Stock Markets May 15, 2026 09:09 AM

Centrica Shares Drop After British Gas Reaches Settlement with Ofgem

Agreement includes £20 million redress payment and up to £70 million in debt write-offs for vulnerable customers

By Hana Yamamoto CNA

Centrica shares fell sharply after British Gas, its wholly owned subsidiary, agreed a regulatory settlement with Ofgem over the forced installation of prepayment meters in vulnerable customers' homes. The settlement covers activity from February 2018 to February 2023 and includes a £20 million payment into Ofgem’s voluntary redress fund and the write-off of up to £70 million of energy debt for vulnerable customers. Management says the company halted the practice when issues came to light and does not expect an impact on 2026 guidance, while at least one major analyst trimmed its near-term price target.

Centrica Shares Drop After British Gas Reaches Settlement with Ofgem
CNA

Key Points

  • Centrica shares dropped 6.01% to 190.05p after British Gas agreed a regulatory settlement with Ofgem.
  • The settlement requires a £20 million contribution to Ofgem’s voluntary redress fund and up to £70 million in energy debt write-offs for vulnerable customers.
  • Sectors impacted include energy and utilities directly, with wider effects on investor sentiment in the utilities and financial markets.

Centrica shares tumbled 6.01% to 190.05p after the company disclosed that British Gas had reached a settlement with UK energy regulator Ofgem to resolve a longstanding probe into the installation of prepayment meters in the homes of vulnerable customers.

The regulatory action relates to activity carried out between February 2018 and February 2023, during which customers had prepayment meters installed under warrant without what Ofgem has described as adequate safeguards. As part of the agreement, British Gas will make a £20 million contribution to Ofgem’s voluntary redress fund and will write off up to £70 million of energy debt for customers identified as vulnerable.

The combined financial elements of the settlement - the redress fund payment plus the potential debt write-offs, amounting to as much as roughly £90 million - appeared to weigh on investor sentiment, prompting the pronounced selloff in Centrica's stock.
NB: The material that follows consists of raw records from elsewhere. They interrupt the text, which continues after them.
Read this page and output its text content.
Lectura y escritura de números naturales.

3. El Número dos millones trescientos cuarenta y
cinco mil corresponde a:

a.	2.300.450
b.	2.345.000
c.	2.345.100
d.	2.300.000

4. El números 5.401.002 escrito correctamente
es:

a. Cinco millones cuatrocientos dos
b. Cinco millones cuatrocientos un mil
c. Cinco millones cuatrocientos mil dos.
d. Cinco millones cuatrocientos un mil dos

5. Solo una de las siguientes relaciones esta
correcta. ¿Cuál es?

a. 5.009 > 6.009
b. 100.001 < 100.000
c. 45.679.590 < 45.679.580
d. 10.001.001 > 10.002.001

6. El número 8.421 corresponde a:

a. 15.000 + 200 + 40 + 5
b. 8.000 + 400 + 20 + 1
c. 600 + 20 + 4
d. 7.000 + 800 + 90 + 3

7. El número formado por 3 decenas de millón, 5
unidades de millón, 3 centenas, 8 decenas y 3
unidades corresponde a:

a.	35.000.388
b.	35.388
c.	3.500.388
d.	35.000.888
Company leadership addressed the issue directly. Centrica's chief executive, Chris O’Shea, said: "What happened should never have happened," and added that when the problems emerged the company "stopped the activity immediately and took rapid action to improve our processes and change how we engage with customers in debt, particularly those in vulnerable situations." The company also indicated that it does not expect the settlement to affect its 2026 financial guidance.

On the analyst front, JPMorgan kept Centrica at Overweight but reduced its price target to £2.35 from a previous £2.45, signaling diminished short-term upside conviction from that firm. Despite Centrica's guidance comment, the market reaction signaled that investors were not fully reassured by management's assessment of the financial impact.

While the settlement brings formal resolution to a long-running investigation, it also highlights the regulatory and reputational risks energy suppliers face when customer protections are judged to have been inadequate. The immediate market response reflects a combination of the tangible cost of the agreement and the reputational consequences that remain for the business and its brand.


Key details:

  • Share movement - Centrica stock fell 6.01% to 190.05p following the settlement announcement.
  • Settlement components - £20 million payment to Ofgem’s redress fund and up to £70 million in energy debt write-offs for vulnerable customers.
  • Period under investigation - February 2018 to February 2023.

Risks

  • Reputational risk for Centrica and its British Gas brand stemming from the findings and the settlement - impacts the energy and utilities sector.
  • Financial uncertainty tied to the combined cost of the redress payment and debt write-offs, which total up to roughly £90 million - affects corporate earnings and investor valuation.
  • Potential for lingering regulatory scrutiny or additional remedial actions if the regulator deems further steps necessary - relevant to the regulated utilities sector.